We would like the types of `add(a, b)`

and `a + b`

to be identical when both `a`

and `b`

are arithmetic types.

First, promotions. By default, a type is not promoted:

`template <typename T>`

struct promote { typedef T type; };

We then use template specializations for the types that need to be promoted. Some of these are easy:

`template <>`

struct promote<signed short> { typedef int type; };

template <>

struct promote<bool> { typedef int type; };

For the rest, we need a sort of if-then-else for choosing a type:

`template <bool C, typename T, typename F>`

struct choose_type { typedef F type; };

template <typename T, typename F>

struct choose_type<true, T, F> { typedef T type; };

So the boolean value of the first argument determines whether to choose the type `T`

(if true) or `F`

(if false).
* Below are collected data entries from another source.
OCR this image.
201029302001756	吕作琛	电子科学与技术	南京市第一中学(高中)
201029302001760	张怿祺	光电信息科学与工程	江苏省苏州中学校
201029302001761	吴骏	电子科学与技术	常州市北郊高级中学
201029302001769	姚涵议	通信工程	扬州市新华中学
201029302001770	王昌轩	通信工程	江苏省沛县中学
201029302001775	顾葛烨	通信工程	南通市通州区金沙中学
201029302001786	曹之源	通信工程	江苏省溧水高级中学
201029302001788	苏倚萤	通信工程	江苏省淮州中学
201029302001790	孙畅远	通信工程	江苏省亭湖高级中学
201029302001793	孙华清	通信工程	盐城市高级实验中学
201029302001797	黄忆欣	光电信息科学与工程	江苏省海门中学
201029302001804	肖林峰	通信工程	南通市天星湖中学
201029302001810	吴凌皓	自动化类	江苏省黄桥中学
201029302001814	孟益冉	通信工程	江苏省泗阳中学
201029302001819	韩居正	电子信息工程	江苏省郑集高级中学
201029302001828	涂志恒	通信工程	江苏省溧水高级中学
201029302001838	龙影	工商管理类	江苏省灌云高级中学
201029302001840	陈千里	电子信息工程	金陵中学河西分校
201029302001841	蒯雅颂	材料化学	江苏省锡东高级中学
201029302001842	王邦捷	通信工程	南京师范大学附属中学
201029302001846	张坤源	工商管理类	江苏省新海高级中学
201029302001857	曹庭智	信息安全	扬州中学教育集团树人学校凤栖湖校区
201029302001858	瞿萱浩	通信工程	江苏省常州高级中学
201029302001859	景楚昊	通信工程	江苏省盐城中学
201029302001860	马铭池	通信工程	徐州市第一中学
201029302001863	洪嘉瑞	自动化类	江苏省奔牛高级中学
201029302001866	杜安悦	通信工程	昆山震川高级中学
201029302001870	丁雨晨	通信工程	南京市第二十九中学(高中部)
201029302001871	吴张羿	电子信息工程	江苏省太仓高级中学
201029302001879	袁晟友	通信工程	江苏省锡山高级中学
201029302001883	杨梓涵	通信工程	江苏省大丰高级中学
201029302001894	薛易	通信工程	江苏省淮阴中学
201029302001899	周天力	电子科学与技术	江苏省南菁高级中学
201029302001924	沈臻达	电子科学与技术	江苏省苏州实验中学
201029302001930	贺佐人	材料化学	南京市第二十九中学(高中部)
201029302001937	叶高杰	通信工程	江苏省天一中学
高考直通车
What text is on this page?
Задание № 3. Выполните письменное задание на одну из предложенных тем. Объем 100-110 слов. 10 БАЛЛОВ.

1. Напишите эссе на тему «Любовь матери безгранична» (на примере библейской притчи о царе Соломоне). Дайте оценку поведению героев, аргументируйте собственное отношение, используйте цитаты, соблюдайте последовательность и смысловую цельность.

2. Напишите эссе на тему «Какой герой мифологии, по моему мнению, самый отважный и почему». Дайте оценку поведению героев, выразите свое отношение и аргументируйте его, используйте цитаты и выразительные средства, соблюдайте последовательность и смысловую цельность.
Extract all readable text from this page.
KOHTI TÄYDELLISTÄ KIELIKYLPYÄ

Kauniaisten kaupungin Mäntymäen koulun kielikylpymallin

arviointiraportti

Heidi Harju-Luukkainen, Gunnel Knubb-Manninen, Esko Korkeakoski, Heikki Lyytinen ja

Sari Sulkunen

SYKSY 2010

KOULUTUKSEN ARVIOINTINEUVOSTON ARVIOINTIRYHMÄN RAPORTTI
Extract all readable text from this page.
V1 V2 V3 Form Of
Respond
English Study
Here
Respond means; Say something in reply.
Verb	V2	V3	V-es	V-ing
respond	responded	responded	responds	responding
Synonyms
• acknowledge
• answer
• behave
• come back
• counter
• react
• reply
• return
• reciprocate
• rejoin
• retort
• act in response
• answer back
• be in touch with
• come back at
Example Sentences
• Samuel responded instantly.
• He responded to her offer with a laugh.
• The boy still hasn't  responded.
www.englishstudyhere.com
We now have:

`template <>`

struct promote<unsigned short> {

typedef choose_type<sizeof(short) < sizeof(int), int, unsigned>::type type;

};

template <>

struct promote<signed char> {

typedef choose_type<sizeof(char) <= sizeof(int), int, unsigned>::type type;

};

template <>

struct promote<unsigned char> {

typedef choose_type<sizeof(char) < sizeof(int), int, unsigned>::type type;

};

template <>

struct promote<char>

: public promote<choose_type<std::numeric_limits<char>::is_signed,

signed char, unsigned char>::type> {};

This last one for plain `char`

is needed because C++ considers `char`

, `signed char`

, and `unsigned char`

to be three distinct types. The standard does not specify whether `char`

is signed or not. (The `numeric_limits`

template is defined in the `limits`

header.)

Finally, to promote `wchar_t`

:

`template <>`

struct promote<wchar_t> {

typedef choose_type<

std::numeric_limits<wchar_t>::is_signed,

choose_type<sizeof(wchar_t) <= sizeof(int), int, long>::type,

choose_type<sizeof(wchar_t) <= sizeof(int), unsigned, unsigned long>::type

>::type type;

};

We can now turn to the usual arithmetic conversions. First, we promote each type, if necessary:

`template <typename A, typename B>`

struct resolve_uac : public resolve_uac2<typename promote<A>::type,

typename promote<B>::type> {};

This ensures that the type arguments for `resolve_uac2`

are at least `int`

s. We then introduce ranks for those types:

`template <typename T> struct type_rank;`

template <> struct type_rank<int> { static const int rank = 1; };

template <> struct type_rank<unsigned> { static const int rank = 2; };

template <> struct type_rank<long> { static const int rank = 3; };

template <> struct type_rank<unsigned long> { static const int rank = 4; };

template <> struct type_rank<float> { static const int rank = 5; };

template <> struct type_rank<double> { static const int rank = 6; };

template <> struct type_rank<long double> { static const int rank = 7; };

Now we can pick the type with the highest rank:

`template <typename A, typename B>`

struct resolve_uac2 {

typedef typename choose_type<

type_rank<A>::rank >= type_rank<B>::rank, A, B

>::type return_type;

};

Finally we need to deal with the special case where one type is `long int`

and the other is `unsigned int`

:

`template <>`

struct resolve_uac2<long, unsigned> {

typedef choose_type<sizeof(long) == sizeof(unsigned),

unsigned long, long>::type return_type;

};

template <>

struct resolve_uac2<unsigned, long> : public resolve_uac2<long, unsigned> {};

We can now write the `add`

routine from earlier as:

`template <typename A, typename B>`

typename resolve_uac<A, B>::return_type add(const A& a, const B& b)

{ return a + b; }

and the return type will match that of the `+`

operation. Note that the arguments to `add`

have to be arithmetic types (because of the substitution-failure-is-not-an-error principle).

### Remarks

The rules and implementation above should be complete with the exception of enumerations and bit-fields, see the links to the standard for the missing pieces. Note also that the rules for promotions and usual arithmetic conversions will change (slightly) in the upcoming C++0x standard, see the C++0x draft, Section 5, page 84.